The Lexicon analyzer is a combination of the parse and the gloss analyzer. When a lexical entry matches a part of the input token during the matching process (and thus becomes part of one of the suggestions), the glosses of that entry are added to the suggestions too (these "glosses" can be the from any field of the entry, depending on the tier-typ configuration), By configuring the lexicon analyzer, the source tier containing the annotations will both be parsed and glossed in one action. This analyzer requires one source tier and two target tiers. (The LEXAN API currently limits the number of target tiers to two, this might be too restrictive and may need to be reconsidered in a future release.)

The Lexicon analyzer supports the following configurable settings (see Figure 3.23):

  • Include variants in the parsing process if this option is checked the parser will also look at the variant field in the process of matching morphemes from the lexicon with parts of the word or token it has received as input

  • Match longer prefixes/suffixes first by default the parser tries to match shorter prefixes before longer ones. This has an effect on the order of the suggestions

  • Exclude aborted parses from results if the parser hasn't finished (one iteration of) the matching process within the maximum number of steps, it adds an "++ABORT++" label at the position in the suggestions where it stopped. This option allows to filter them out of the presented results.

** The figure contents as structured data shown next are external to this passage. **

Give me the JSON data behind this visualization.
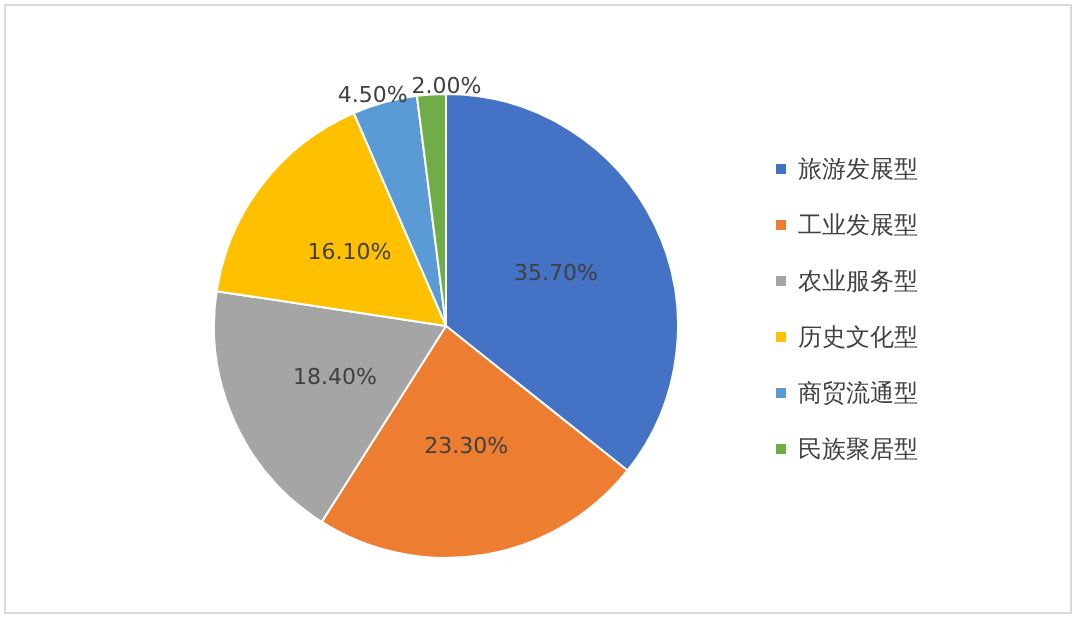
{
  "chart_data": {
    "type": "pie",
    "categories": [
      "旅游发展型",
      "工业发展型",
      "农业服务型",
      "历史文化型",
      "商贸流通型",
      "民族聚居型"
    ],
    "values": [
      35.7,
      23.3,
      18.4,
      16.1,
      4.5,
      2.0
    ],
    "value_labels": [
      "35.70%",
      "23.30%",
      "18.40%",
      "16.10%",
      "4.50%",
      "2.00%"
    ],
    "colors": [
      "#4472c4",
      "#ed7d31",
      "#a5a5a5",
      "#ffc000",
      "#5b9bd5",
      "#70ad47"
    ],
    "legend": "right"
  }
}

  • Case sensitive matching tells the analyzer whether or not to ignore case in the matching process

  • Maximum number of parse steps this option determines when the parser should stop the matching process to prevent an unusable number of suggestions

  • Affix marker character by default the analyzer assumes the character that is used to mark a lexical entry as a prefix (a-) or suffix (-a) is a hyphen. This can be changed here (ideally this information should be an accessible property of the lexicon). Apart from this marker, the analyzer has hardcoded, built-in support for the morpheme types "prefix", "suffix", "root", "stem" to determine what to try to match in the parsing process.

  • String for missing values sets the text the analyzer should use to indicate that a part (e.g. a gloss) is missing in the lexicon

  • "Replace" field in the lexicon this analyzer supports replacement of a matched morph by one or more characters to make the next parse step (more) successful. This replacement text should be in the lexical entry and by default the analyzer looks for a (custom) field "replace". If it is in another field, it can be specified here.

Changes in these settings will only be passed to the analyzer after clicking Apply Settings!

3.5.1.2. The Parse analyzer

This analyzer is the same as the parser part of the Lexicon analyzer, with the same configurable settings.

3.5.1.3. The Gloss analyzer

This analyzer performs a look-up of the input token in the lexicon and returns all values of the lexical entry field it is configured for (via the tier type). This doesn't have to be the "gloss" field of the lexical entries, but can be any field.

This analyzer supports the following configurable setting:

  • String for missing values sets the text the analyzer should use if the specified field is not found in matched entries in the lexicon

3.5.1.4. The Whitespace Text analyzer

This analyzer splits the input text it receives in multiple tokens based on white spaces. Currently this analyzer can not be configured (e.g. in how punctuation marks should be treated).